I’ve already written about the Jefferson County School Board’s decision to default on its Supplemental Pension Plan. It turns out it’s also using something called Certificates of Participation as a loophole to circumvent the State Constitution’s ban on governments issuing general obligation debt without a vote of the people. They’re not alone in this, and it can lead to a significant understatement of a government’s – thus the citizens’ – total indebtedness.
In 2006, the JeffCo School Board voted to offer teachers the option of taking a lump-sum payment for the value of their pension benefit, or to stay in the 10-year payout program. In order to help capitalize the buyout, the Board issued $38.7 million worth of Certificates of Participation (COPs), with maturity dates from 2007 to 2026.
Note that even if the Board succeeds in closing down the Supplemental Retirement Program and discharging itself of about $7.4 million of unfunded obligations, approximately $33.1 million worth of principle on those COPs will remain on the books.
Since the State Constitution prohibits governmental entities from issuing unsecured debt without a vote of the citizens, how is such a this possible?
Keep your eye on the shell with the pea.
Technically, the COPs weren’t issued by the School District, but by a corporation, the Jefferson County School Finance Corporation.
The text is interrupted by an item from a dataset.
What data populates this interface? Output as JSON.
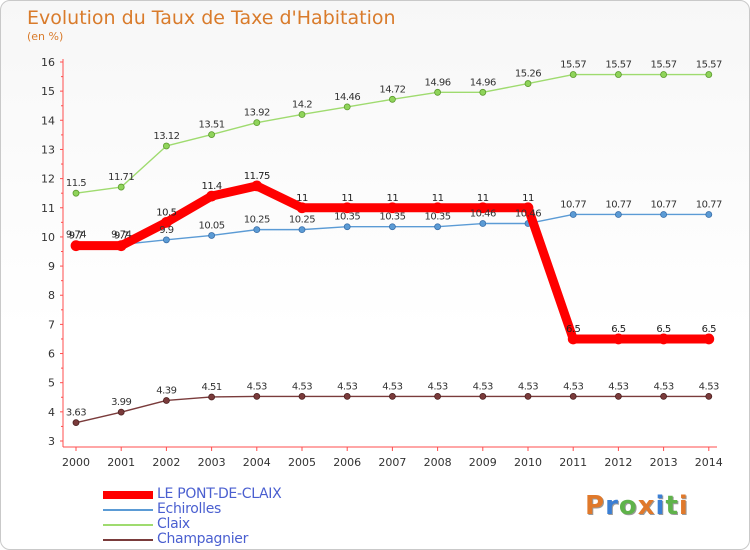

Nine school building were leased by the District to the Corporation for some nominal amount, and then leased back to the District by the Corporation. The lease payments by the District to the Corporation are designed to match the bond payments due by the Corporation.
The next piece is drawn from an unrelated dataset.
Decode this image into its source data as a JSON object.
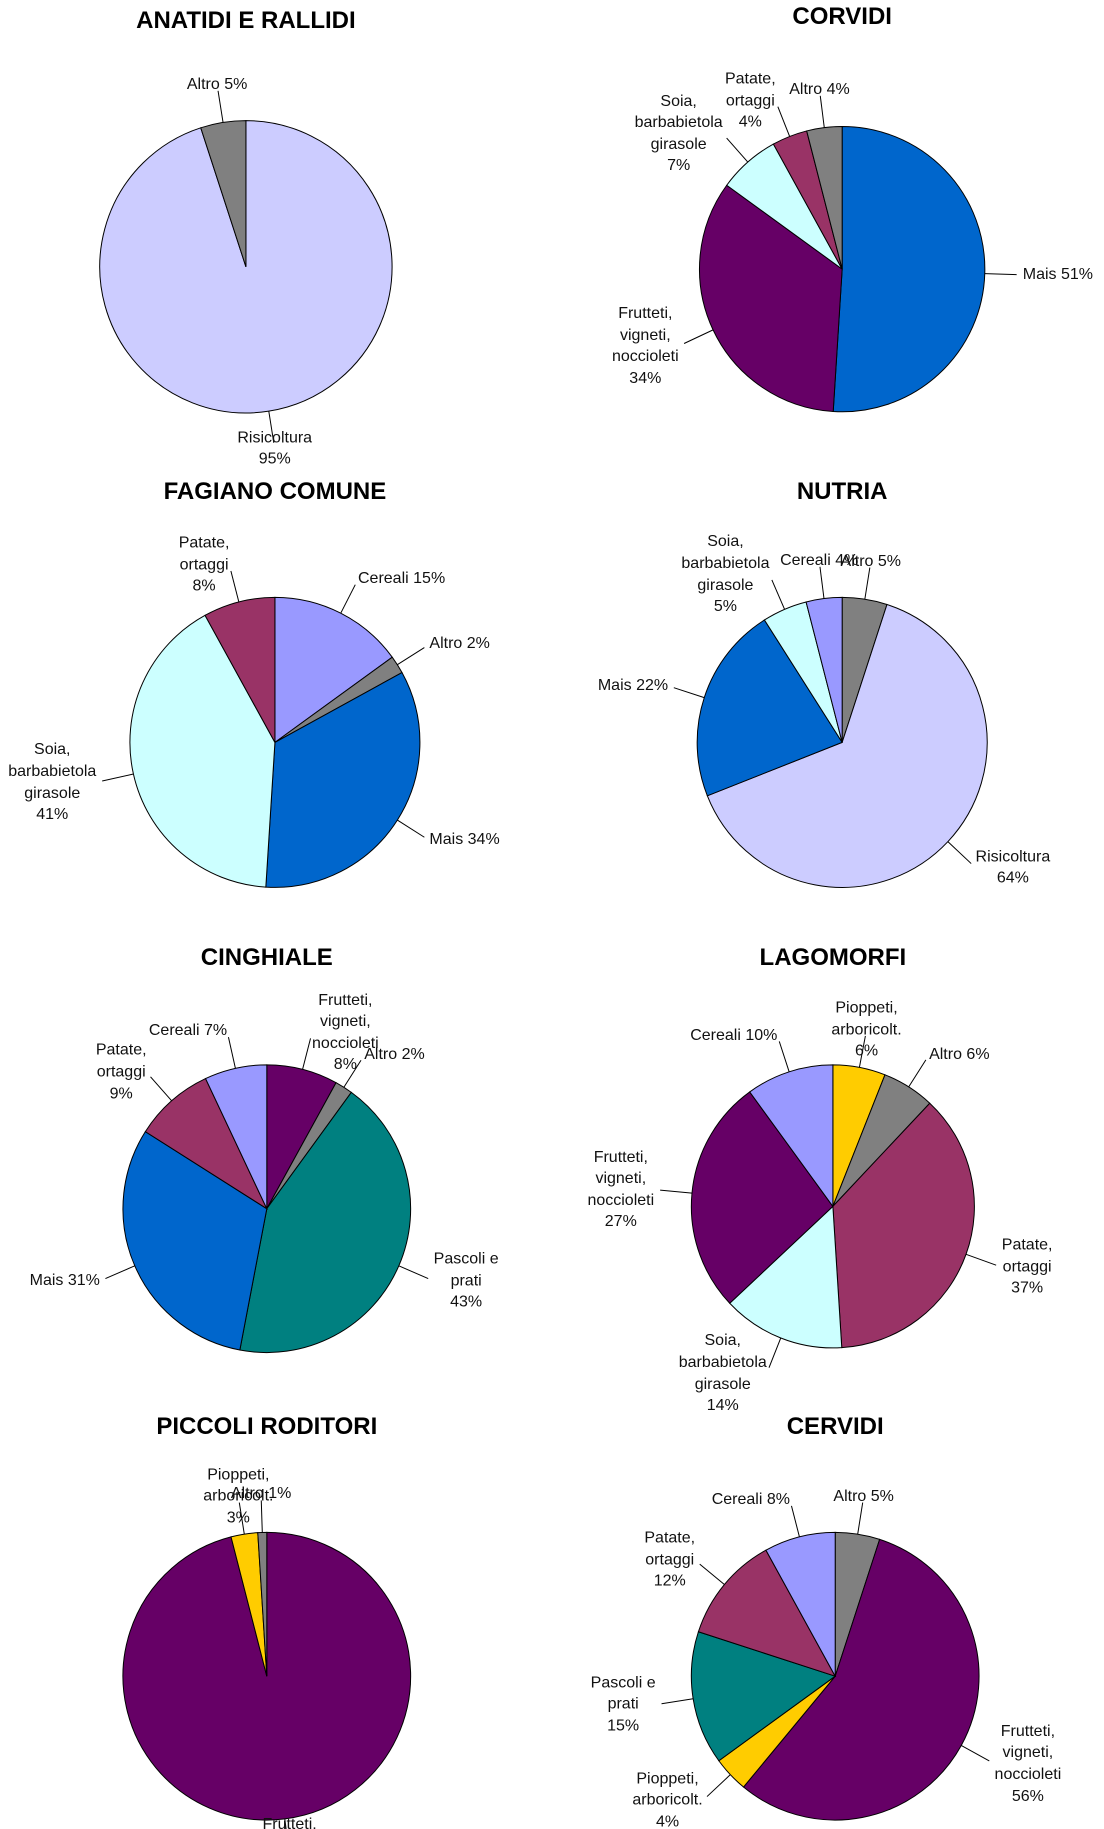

The bonds are therefore secured by the revenue stream provided to the Corporation by the lease payments from the District. What shows up on the financial statements of the District aren’t the COPs, but the lease payments, which are budgeted annually, not as a formal, long-term commitment.
Investors, of course, are not fooled by this. The entire term of the lease shows up on District’s Comprehensive Annual Financial Report (CAFR) as a Capital Lease, as a long-term obligation (see Note 10, p. 66), not just the next year’s payment. They show up directly, as “Certificates of Participation” on the District’s Debt Capacity Schedule 9 (P. 114). If the payments are missed, it will damage the credit rating of the District.
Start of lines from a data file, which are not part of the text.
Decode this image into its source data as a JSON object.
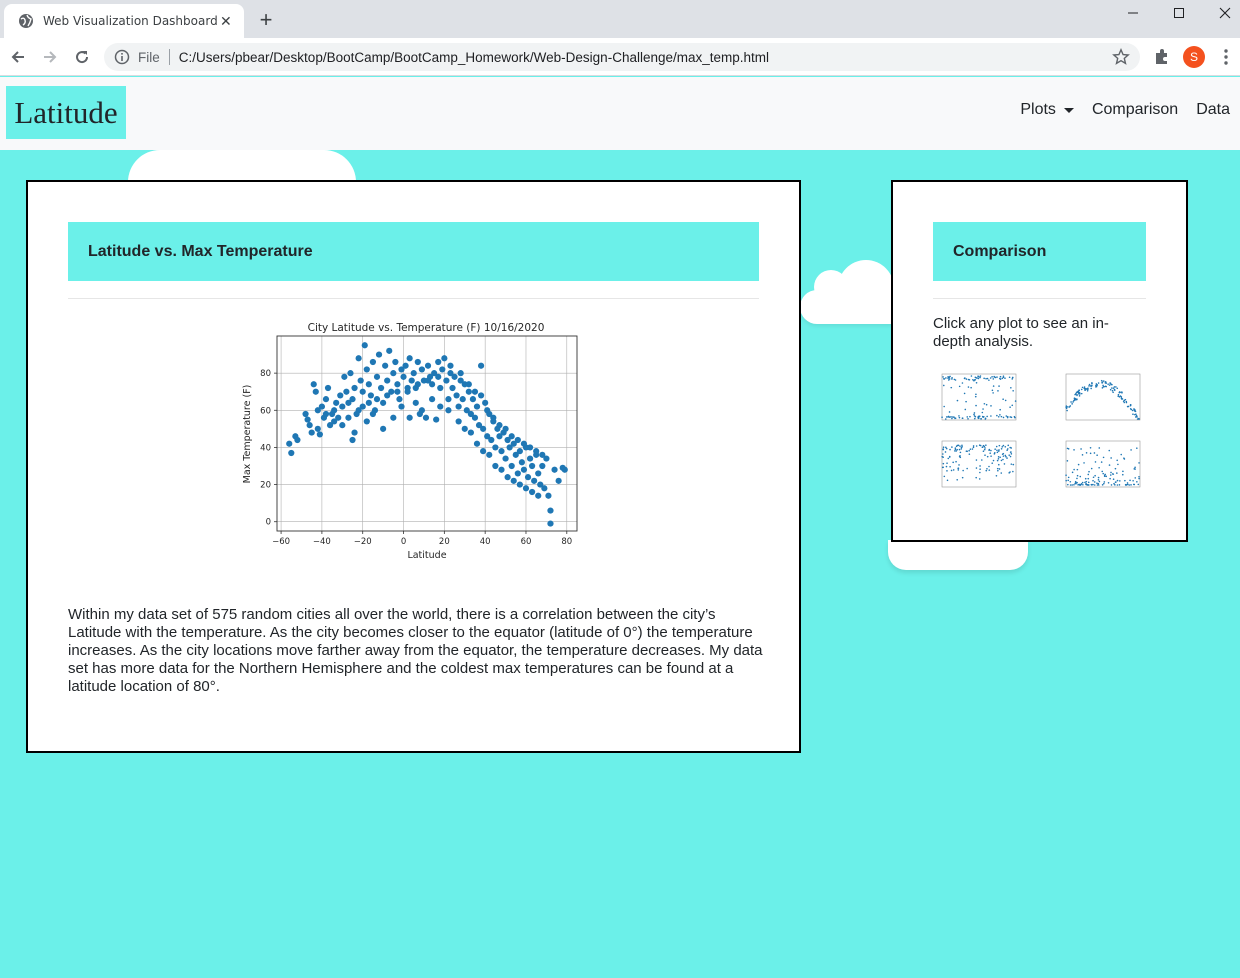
{
  "browser": {
    "tab_title": "Web Visualization Dashboard",
    "scheme_label": "File",
    "url": "C:/Users/pbear/Desktop/BootCamp/BootCamp_Homework/Web-Design-Challenge/max_temp.html",
    "profile_initial": "S",
    "profile_color": "#f4511e"
  },
  "navbar": {
    "brand": "Latitude",
    "links": [
      {
        "label": "Plots",
        "dropdown": true
      },
      {
        "label": "Comparison"
      },
      {
        "label": "Data"
      }
    ]
  },
  "colors": {
    "accent": "#6bf0e9",
    "point": "#1f77b4",
    "page_bg": "#6bf0e9"
  },
  "main_card": {
    "title": "Latitude vs. Max Temperature",
    "description": "Within my data set of 575 random cities all over the world, there is a correlation between the city’s Latitude with the temperature. As the city becomes closer to the equator (latitude of 0°) the temperature increases. As the city locations move farther away from the equator, the temperature decreases. My data set has more data for the Northern Hemisphere and the coldest max temperatures can be found at a latitude location of 80°."
  },
  "side_card": {
    "title": "Comparison",
    "text": "Click any plot to see an in-depth analysis.",
    "thumbnails": [
      "cloudiness-plot",
      "max-temp-plot",
      "humidity-plot",
      "wind-speed-plot"
    ]
  },
  "chart_data": {
    "type": "scatter",
    "title": "City Latitude vs. Temperature (F) 10/16/2020",
    "xlabel": "Latitude",
    "ylabel": "Max Temperature (F)",
    "xlim": [
      -62,
      85
    ],
    "ylim": [
      -5,
      100
    ],
    "xticks": [
      -60,
      -40,
      -20,
      0,
      20,
      40,
      60,
      80
    ],
    "yticks": [
      0,
      20,
      40,
      60,
      80
    ],
    "xtick_labels": [
      "−60",
      "−40",
      "−20",
      "0",
      "20",
      "40",
      "60",
      "80"
    ],
    "ytick_labels": [
      "0",
      "20",
      "40",
      "60",
      "80"
    ],
    "grid": true,
    "points": [
      [
        -56,
        42
      ],
      [
        -55,
        37
      ],
      [
        -53,
        46
      ],
      [
        -52,
        44
      ],
      [
        -48,
        58
      ],
      [
        -47,
        55
      ],
      [
        -46,
        52
      ],
      [
        -45,
        48
      ],
      [
        -44,
        74
      ],
      [
        -43,
        70
      ],
      [
        -42,
        50
      ],
      [
        -41,
        47
      ],
      [
        -40,
        62
      ],
      [
        -39,
        56
      ],
      [
        -38,
        66
      ],
      [
        -37,
        72
      ],
      [
        -36,
        52
      ],
      [
        -35,
        58
      ],
      [
        -34,
        60
      ],
      [
        -33,
        64
      ],
      [
        -32,
        56
      ],
      [
        -31,
        68
      ],
      [
        -30,
        62
      ],
      [
        -29,
        78
      ],
      [
        -28,
        70
      ],
      [
        -27,
        64
      ],
      [
        -26,
        80
      ],
      [
        -25,
        66
      ],
      [
        -24,
        72
      ],
      [
        -23,
        58
      ],
      [
        -22,
        88
      ],
      [
        -21,
        76
      ],
      [
        -20,
        70
      ],
      [
        -19,
        95
      ],
      [
        -18,
        82
      ],
      [
        -17,
        74
      ],
      [
        -16,
        68
      ],
      [
        -15,
        86
      ],
      [
        -14,
        60
      ],
      [
        -13,
        78
      ],
      [
        -12,
        90
      ],
      [
        -11,
        72
      ],
      [
        -10,
        64
      ],
      [
        -9,
        84
      ],
      [
        -8,
        76
      ],
      [
        -7,
        92
      ],
      [
        -6,
        70
      ],
      [
        -5,
        80
      ],
      [
        -4,
        86
      ],
      [
        -3,
        74
      ],
      [
        -2,
        66
      ],
      [
        -1,
        82
      ],
      [
        0,
        78
      ],
      [
        1,
        84
      ],
      [
        2,
        70
      ],
      [
        3,
        88
      ],
      [
        4,
        76
      ],
      [
        5,
        80
      ],
      [
        6,
        72
      ],
      [
        7,
        86
      ],
      [
        8,
        58
      ],
      [
        9,
        82
      ],
      [
        10,
        76
      ],
      [
        11,
        56
      ],
      [
        12,
        84
      ],
      [
        13,
        78
      ],
      [
        14,
        74
      ],
      [
        15,
        80
      ],
      [
        16,
        55
      ],
      [
        17,
        86
      ],
      [
        18,
        72
      ],
      [
        19,
        82
      ],
      [
        20,
        88
      ],
      [
        21,
        76
      ],
      [
        22,
        60
      ],
      [
        23,
        84
      ],
      [
        24,
        72
      ],
      [
        25,
        78
      ],
      [
        26,
        68
      ],
      [
        27,
        62
      ],
      [
        28,
        80
      ],
      [
        29,
        66
      ],
      [
        30,
        74
      ],
      [
        31,
        60
      ],
      [
        32,
        70
      ],
      [
        33,
        58
      ],
      [
        34,
        66
      ],
      [
        35,
        56
      ],
      [
        36,
        62
      ],
      [
        37,
        52
      ],
      [
        38,
        84
      ],
      [
        39,
        50
      ],
      [
        40,
        64
      ],
      [
        41,
        46
      ],
      [
        42,
        58
      ],
      [
        43,
        44
      ],
      [
        44,
        54
      ],
      [
        45,
        40
      ],
      [
        46,
        50
      ],
      [
        47,
        46
      ],
      [
        48,
        38
      ],
      [
        49,
        48
      ],
      [
        50,
        34
      ],
      [
        51,
        44
      ],
      [
        52,
        40
      ],
      [
        53,
        30
      ],
      [
        54,
        42
      ],
      [
        55,
        36
      ],
      [
        56,
        26
      ],
      [
        57,
        38
      ],
      [
        58,
        32
      ],
      [
        59,
        28
      ],
      [
        60,
        40
      ],
      [
        61,
        24
      ],
      [
        62,
        34
      ],
      [
        63,
        30
      ],
      [
        64,
        22
      ],
      [
        65,
        36
      ],
      [
        66,
        26
      ],
      [
        67,
        20
      ],
      [
        68,
        30
      ],
      [
        69,
        18
      ],
      [
        70,
        34
      ],
      [
        71,
        14
      ],
      [
        72,
        6
      ],
      [
        72,
        -1
      ],
      [
        74,
        28
      ],
      [
        76,
        22
      ],
      [
        78,
        29
      ],
      [
        79,
        28
      ],
      [
        -25,
        44
      ],
      [
        -24,
        48
      ],
      [
        -20,
        62
      ],
      [
        -18,
        54
      ],
      [
        -15,
        58
      ],
      [
        -10,
        50
      ],
      [
        -5,
        56
      ],
      [
        -1,
        62
      ],
      [
        3,
        56
      ],
      [
        6,
        64
      ],
      [
        9,
        60
      ],
      [
        14,
        66
      ],
      [
        18,
        62
      ],
      [
        22,
        66
      ],
      [
        27,
        54
      ],
      [
        30,
        50
      ],
      [
        33,
        48
      ],
      [
        36,
        42
      ],
      [
        39,
        38
      ],
      [
        42,
        36
      ],
      [
        45,
        30
      ],
      [
        48,
        28
      ],
      [
        51,
        24
      ],
      [
        54,
        22
      ],
      [
        57,
        20
      ],
      [
        60,
        18
      ],
      [
        63,
        16
      ],
      [
        66,
        14
      ],
      [
        -42,
        60
      ],
      [
        -38,
        58
      ],
      [
        -34,
        54
      ],
      [
        -30,
        52
      ],
      [
        -27,
        56
      ],
      [
        -22,
        60
      ],
      [
        -17,
        64
      ],
      [
        -13,
        66
      ],
      [
        -8,
        68
      ],
      [
        -3,
        70
      ],
      [
        2,
        72
      ],
      [
        7,
        74
      ],
      [
        12,
        76
      ],
      [
        17,
        78
      ],
      [
        23,
        80
      ],
      [
        28,
        76
      ],
      [
        32,
        74
      ],
      [
        35,
        70
      ],
      [
        38,
        68
      ],
      [
        41,
        60
      ],
      [
        44,
        56
      ],
      [
        47,
        52
      ],
      [
        50,
        50
      ],
      [
        53,
        46
      ],
      [
        56,
        44
      ],
      [
        59,
        42
      ],
      [
        62,
        40
      ],
      [
        65,
        38
      ],
      [
        68,
        36
      ]
    ]
  }
}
To be fair, JeffCo is far from the only jurisdiction to use this mechanism to get around the ban on general obligation debt. Denver City Council used a similar mechanism to launder its own obligations that it incurred when it backed debt for the Union Station redevelopment project, in order to secure federal funding. This appears to be a legal means of side-stepping the constitutional limitation.
The State Constitution recognizes the danger inherent in debt, which is why bond issues need to be approved. If investors don’t treat the Corporation as a separate entity from the District in evaluating creditworthiness, why should the state?
Here is the relevant paragraph from the debt issuance, describing the shell game, and showing that it specifically contemplates the ban on general obligation debt and is designed to avoid it (emphasis in original):
Neither the Lease nor the Certificates constitutes a general obligation indebtedness or a multiple-fiscal year direct or indirect debt or other financial obligation whatsoever of the District within the meaning of any constitutional or statutory debt limitation. Neither the Lease, the Indenture nor the Certificate have directly or indirectly obligated the District to make any payments beyond those appropriated for any Fiscal Year in which the Lease shall be in effect. Except to the extent payable from the proceeds of the sale of the Certificates and income from the investment thereof, from Net Proceeds of certain insurance policies and condemnation awards, from Net Proceeds of the subleasing of or a liquidation of the Trustee’s interest in the Leased Property or from other amounts made available under the Indenture, the Certificates will be payable during the Lease Term solely from Base Rentals to be paid by the District under the Lease. All payment obligations of the District under the Lease, including, without limitation, the obligation of the District to pay Base Rentals, are from year to year only and do not constitute a mandatory payment obligation of the District in any Fiscal Year beyond a Fiscal Year in which the Lease shall be in effect. The Lease is subject to annual renewal at the option of the District and will be terminated upon occurrence of an Event of Nonappropriation or Event of Default. In such event, all payments from the District under the Lease will terminate, and the Certificates and the interest thereon will be payable from certain moneys, if any, held by the Trustee under the Indenture, any amounts paid under the policy of insurance, and any moneys available by action of the Trustee regarding the Leased Property. The Corporation has no obligation to make any payments on the Certificates.